Prefect from 1937 to 1940, first president of the National Council of Resistance (CNR), Jean Moulin was arrested by the Gestapo on June 21, 1943 in Caluire (Rhône) near Lyon by the local head of the Gestapo, Klaus Barbie. Horribly tortured, he kept silent and died, as a result of the injuries inflicted, on July 8, 1943 at Metz station on the train that was taking him to Germany.

A visit to Klaus Barbie’s cell

Emmanuel Macron will also visit the cell of Klaus Barbie, tried in 1987 in Lyon for crimes against humanity, before delivering a speech in “Tribute to the French Resistance and to the victims of Nazi barbarism”.

Klaus Barbie, the “butcher of Lyon”, spent a night in Montluc after his arrest in 1983. He was sentenced on July 4, 1987 to life imprisonment and died in prison four years later. In 1995, Jacques Chirac acknowledged France’s responsibility in the Vel d’Hiv roundup, the largest wave of Jewish arrests in France.

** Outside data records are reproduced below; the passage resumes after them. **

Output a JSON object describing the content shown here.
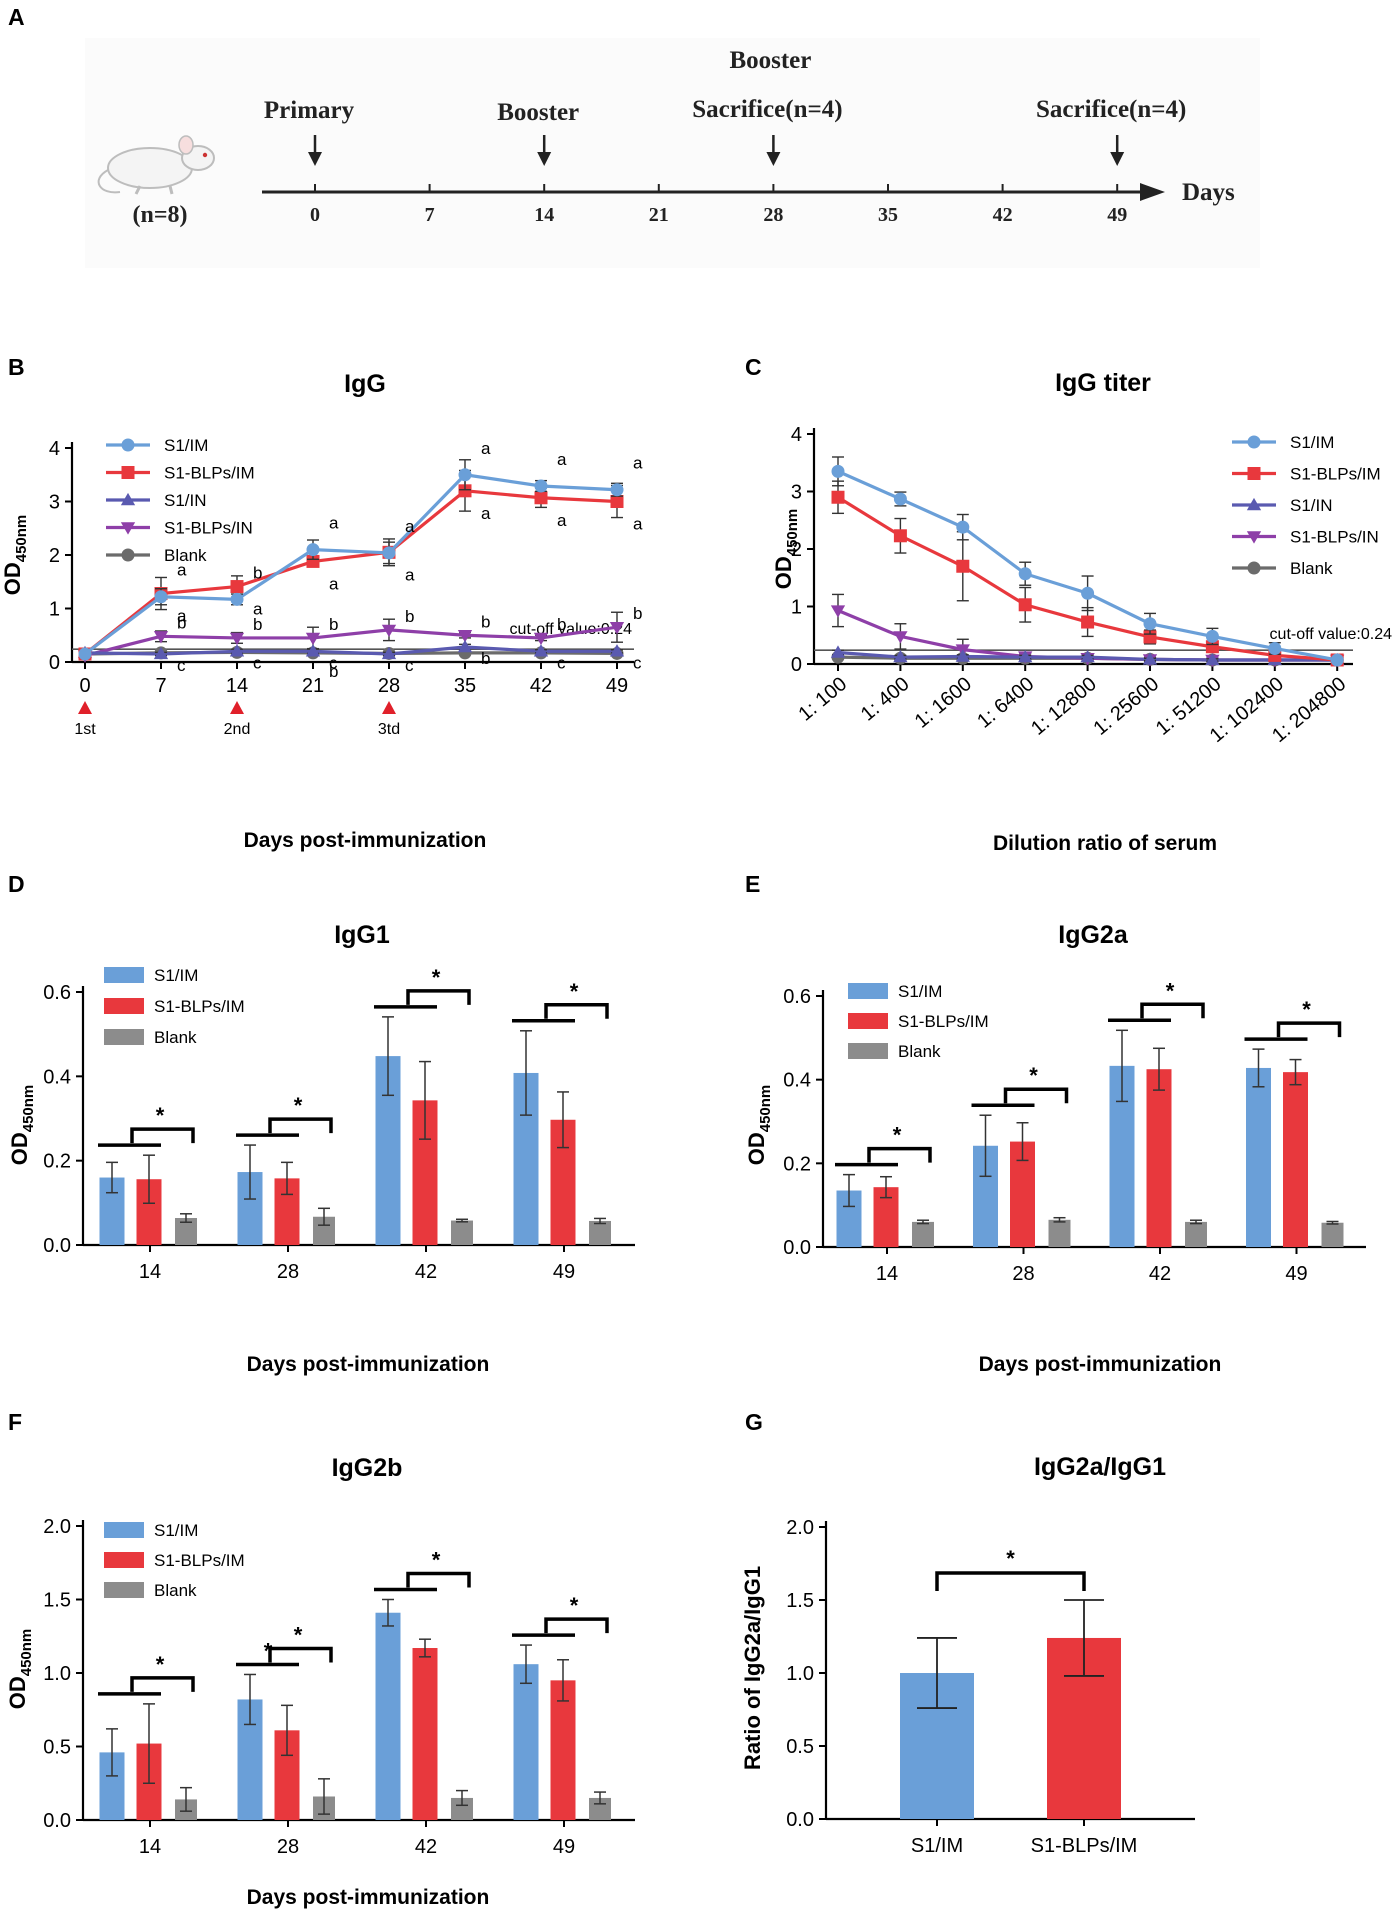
{
  "panels": {
    "A": "A",
    "B": "B",
    "C": "C",
    "D": "D",
    "E": "E",
    "F": "F",
    "G": "G"
  },
  "colors": {
    "s1_im": "#6a9fd8",
    "s1_blps_im": "#e8383d",
    "s1_in": "#5a5ab0",
    "s1_blps_in": "#8e3fa8",
    "blank": "#6b6b6b",
    "bar_blank": "#8c8c8c",
    "marker_red": "#e0202a"
  },
  "timeline": {
    "top_label": "Booster",
    "events": [
      {
        "label": "Primary",
        "day": 0
      },
      {
        "label": "Booster",
        "day": 14
      },
      {
        "label": "Sacrifice(n=4)",
        "day": 28
      },
      {
        "label": "Sacrifice(n=4)",
        "day": 49
      }
    ],
    "ticks": [
      "0",
      "7",
      "14",
      "21",
      "28",
      "35",
      "42",
      "49"
    ],
    "axis_label": "Days",
    "mouse_label": "(n=8)"
  },
  "chart_data": [
    {
      "id": "B",
      "type": "line",
      "title": "IgG",
      "xlabel": "Days  post-immunization",
      "ylabel_main": "OD",
      "ylabel_sub": "450nm",
      "categories": [
        "0",
        "7",
        "14",
        "21",
        "28",
        "35",
        "42",
        "49"
      ],
      "yticks": [
        "0",
        "1",
        "2",
        "3",
        "4"
      ],
      "ylim": [
        0,
        4
      ],
      "series": [
        {
          "name": "S1/IM",
          "color_key": "s1_im",
          "marker": "circle",
          "values": [
            0.15,
            1.22,
            1.17,
            2.1,
            2.04,
            3.5,
            3.29,
            3.22
          ],
          "errors": [
            0.03,
            0.15,
            0.1,
            0.18,
            0.2,
            0.28,
            0.1,
            0.12
          ],
          "letters": [
            "",
            "a",
            "b",
            "a",
            "a",
            "a",
            "a",
            "a"
          ]
        },
        {
          "name": "S1-BLPs/IM",
          "color_key": "s1_blps_im",
          "marker": "square",
          "values": [
            0.15,
            1.28,
            1.41,
            1.88,
            2.05,
            3.2,
            3.07,
            3.0
          ],
          "errors": [
            0.03,
            0.3,
            0.2,
            0.1,
            0.25,
            0.38,
            0.18,
            0.3
          ],
          "letters": [
            "",
            "a",
            "a",
            "a",
            "a",
            "a",
            "a",
            "a"
          ]
        },
        {
          "name": "S1/IN",
          "color_key": "s1_in",
          "marker": "triangle-up",
          "values": [
            0.17,
            0.15,
            0.2,
            0.2,
            0.15,
            0.28,
            0.2,
            0.2
          ],
          "errors": [
            0.02,
            0.03,
            0.04,
            0.04,
            0.03,
            0.05,
            0.03,
            0.03
          ],
          "letters": [
            "",
            "c",
            "c",
            "c",
            "c",
            "b",
            "c",
            "c"
          ]
        },
        {
          "name": "S1-BLPs/IN",
          "color_key": "s1_blps_in",
          "marker": "triangle-down",
          "values": [
            0.12,
            0.48,
            0.45,
            0.45,
            0.6,
            0.5,
            0.45,
            0.65
          ],
          "errors": [
            0.03,
            0.1,
            0.1,
            0.2,
            0.2,
            0.05,
            0.05,
            0.28
          ],
          "letters": [
            "",
            "b",
            "b",
            "b",
            "b",
            "b",
            "b",
            "b"
          ]
        },
        {
          "name": "Blank",
          "color_key": "blank",
          "marker": "circle",
          "values": [
            0.15,
            0.17,
            0.18,
            0.17,
            0.16,
            0.17,
            0.17,
            0.16
          ],
          "errors": [
            0.02,
            0.02,
            0.02,
            0.02,
            0.02,
            0.02,
            0.02,
            0.02
          ],
          "letters": [
            "",
            "",
            "",
            "b",
            "",
            "",
            "",
            ""
          ]
        }
      ],
      "cutoff": 0.24,
      "cutoff_text": "cut-off value:0.24",
      "immunizations": [
        "1st",
        "2nd",
        "3td"
      ]
    },
    {
      "id": "C",
      "type": "line",
      "title": "IgG titer",
      "xlabel": "Dilution ratio of serum",
      "ylabel_main": "OD",
      "ylabel_sub": "450nm",
      "categories": [
        "1: 100",
        "1: 400",
        "1: 1600",
        "1: 6400",
        "1: 12800",
        "1: 25600",
        "1: 51200",
        "1: 102400",
        "1: 204800"
      ],
      "yticks": [
        "0",
        "1",
        "2",
        "3",
        "4"
      ],
      "ylim": [
        0,
        4
      ],
      "series": [
        {
          "name": "S1/IM",
          "color_key": "s1_im",
          "marker": "circle",
          "values": [
            3.35,
            2.87,
            2.38,
            1.57,
            1.23,
            0.7,
            0.48,
            0.27,
            0.07
          ],
          "errors": [
            0.25,
            0.12,
            0.22,
            0.2,
            0.3,
            0.18,
            0.14,
            0.1,
            0.03
          ]
        },
        {
          "name": "S1-BLPs/IM",
          "color_key": "s1_blps_im",
          "marker": "square",
          "values": [
            2.9,
            2.23,
            1.7,
            1.03,
            0.73,
            0.47,
            0.3,
            0.15,
            0.07
          ],
          "errors": [
            0.28,
            0.3,
            0.6,
            0.3,
            0.25,
            0.12,
            0.06,
            0.06,
            0.03
          ]
        },
        {
          "name": "S1/IN",
          "color_key": "s1_in",
          "marker": "triangle-up",
          "values": [
            0.2,
            0.12,
            0.13,
            0.12,
            0.12,
            0.08,
            0.07,
            0.07,
            0.07
          ],
          "errors": [
            0.04,
            0.03,
            0.03,
            0.03,
            0.03,
            0.02,
            0.02,
            0.02,
            0.02
          ]
        },
        {
          "name": "S1-BLPs/IN",
          "color_key": "s1_blps_in",
          "marker": "triangle-down",
          "values": [
            0.93,
            0.48,
            0.25,
            0.13,
            0.1,
            0.08,
            0.07,
            0.07,
            0.07
          ],
          "errors": [
            0.28,
            0.22,
            0.18,
            0.05,
            0.04,
            0.03,
            0.02,
            0.02,
            0.02
          ]
        },
        {
          "name": "Blank",
          "color_key": "blank",
          "marker": "circle",
          "values": [
            0.12,
            0.1,
            0.1,
            0.1,
            0.1,
            0.08,
            0.07,
            0.07,
            0.07
          ],
          "errors": [
            0.02,
            0.02,
            0.02,
            0.02,
            0.02,
            0.02,
            0.02,
            0.02,
            0.02
          ]
        }
      ],
      "cutoff": 0.24,
      "cutoff_text": "cut-off value:0.24"
    },
    {
      "id": "D",
      "type": "bar",
      "title": "IgG1",
      "xlabel": "Days  post-immunization",
      "ylabel_main": "OD",
      "ylabel_sub": "450nm",
      "categories": [
        "14",
        "28",
        "42",
        "49"
      ],
      "yticks": [
        "0.0",
        "0.2",
        "0.4",
        "0.6"
      ],
      "ylim": [
        0,
        0.6
      ],
      "series": [
        {
          "name": "S1/IM",
          "color_key": "s1_im",
          "values": [
            0.16,
            0.173,
            0.448,
            0.408
          ],
          "errors": [
            0.036,
            0.064,
            0.093,
            0.1
          ]
        },
        {
          "name": "S1-BLPs/IM",
          "color_key": "s1_blps_im",
          "values": [
            0.156,
            0.158,
            0.343,
            0.297
          ],
          "errors": [
            0.057,
            0.038,
            0.092,
            0.066
          ]
        },
        {
          "name": "Blank",
          "color_key": "bar_blank",
          "values": [
            0.064,
            0.067,
            0.058,
            0.057
          ],
          "errors": [
            0.01,
            0.02,
            0.003,
            0.006
          ]
        }
      ],
      "significance": [
        {
          "category": 0,
          "text": "*"
        },
        {
          "category": 1,
          "text": "*"
        },
        {
          "category": 2,
          "text": "*"
        },
        {
          "category": 3,
          "text": "*"
        }
      ]
    },
    {
      "id": "E",
      "type": "bar",
      "title": "IgG2a",
      "xlabel": "Days  post-immunization",
      "ylabel_main": "OD",
      "ylabel_sub": "450nm",
      "categories": [
        "14",
        "28",
        "42",
        "49"
      ],
      "yticks": [
        "0.0",
        "0.2",
        "0.4",
        "0.6"
      ],
      "ylim": [
        0,
        0.6
      ],
      "series": [
        {
          "name": "S1/IM",
          "color_key": "s1_im",
          "values": [
            0.135,
            0.242,
            0.433,
            0.428
          ],
          "errors": [
            0.038,
            0.073,
            0.085,
            0.045
          ]
        },
        {
          "name": "S1-BLPs/IM",
          "color_key": "s1_blps_im",
          "values": [
            0.143,
            0.252,
            0.425,
            0.418
          ],
          "errors": [
            0.025,
            0.045,
            0.05,
            0.03
          ]
        },
        {
          "name": "Blank",
          "color_key": "bar_blank",
          "values": [
            0.06,
            0.065,
            0.06,
            0.058
          ],
          "errors": [
            0.004,
            0.005,
            0.004,
            0.003
          ]
        }
      ],
      "significance": [
        {
          "category": 0,
          "text": "*"
        },
        {
          "category": 1,
          "text": "*"
        },
        {
          "category": 2,
          "text": "*"
        },
        {
          "category": 3,
          "text": "*"
        }
      ]
    },
    {
      "id": "F",
      "type": "bar",
      "title": "IgG2b",
      "xlabel": "Days  post-immunization",
      "ylabel_main": "OD",
      "ylabel_sub": "450nm",
      "categories": [
        "14",
        "28",
        "42",
        "49"
      ],
      "yticks": [
        "0.0",
        "0.5",
        "1.0",
        "1.5",
        "2.0"
      ],
      "ylim": [
        0,
        2.0
      ],
      "series": [
        {
          "name": "S1/IM",
          "color_key": "s1_im",
          "values": [
            0.46,
            0.82,
            1.41,
            1.06
          ],
          "errors": [
            0.16,
            0.17,
            0.09,
            0.13
          ]
        },
        {
          "name": "S1-BLPs/IM",
          "color_key": "s1_blps_im",
          "values": [
            0.52,
            0.61,
            1.17,
            0.95
          ],
          "errors": [
            0.27,
            0.17,
            0.06,
            0.14
          ]
        },
        {
          "name": "Blank",
          "color_key": "bar_blank",
          "values": [
            0.14,
            0.16,
            0.15,
            0.15
          ],
          "errors": [
            0.08,
            0.12,
            0.05,
            0.04
          ]
        }
      ],
      "significance": [
        {
          "category": 0,
          "text": "*"
        },
        {
          "category": 1,
          "text": "*"
        },
        {
          "category": 1,
          "text": "*",
          "pair": "im"
        },
        {
          "category": 2,
          "text": "*"
        },
        {
          "category": 3,
          "text": "*"
        }
      ]
    },
    {
      "id": "G",
      "type": "bar",
      "title": "IgG2a/IgG1",
      "xlabel": "",
      "ylabel_main": "Ratio of IgG2a/IgG1",
      "categories": [
        "S1/IM",
        "S1-BLPs/IM"
      ],
      "yticks": [
        "0.0",
        "0.5",
        "1.0",
        "1.5",
        "2.0"
      ],
      "ylim": [
        0,
        2.0
      ],
      "values": [
        1.0,
        1.24
      ],
      "errors": [
        0.24,
        0.26
      ],
      "color_keys": [
        "s1_im",
        "s1_blps_im"
      ],
      "significance": "*"
    }
  ]
}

The Montluc prison is “emblematic by the number and influence of the figures who were detained there, heroes of the Resistance like Jean Moulin or Raymond Aubrac, committed intellectuals like Marc Bloch, or hostages and innocent victims of Nazism like the children of Izieu”, recalls the Elysée.

The 44 Jewish children, refugees in the colony of the house of Izieu (Ain), were rounded up on April 6, 1944 on the orders of the Gestapo, deported and murdered in the Nazi extermination camps.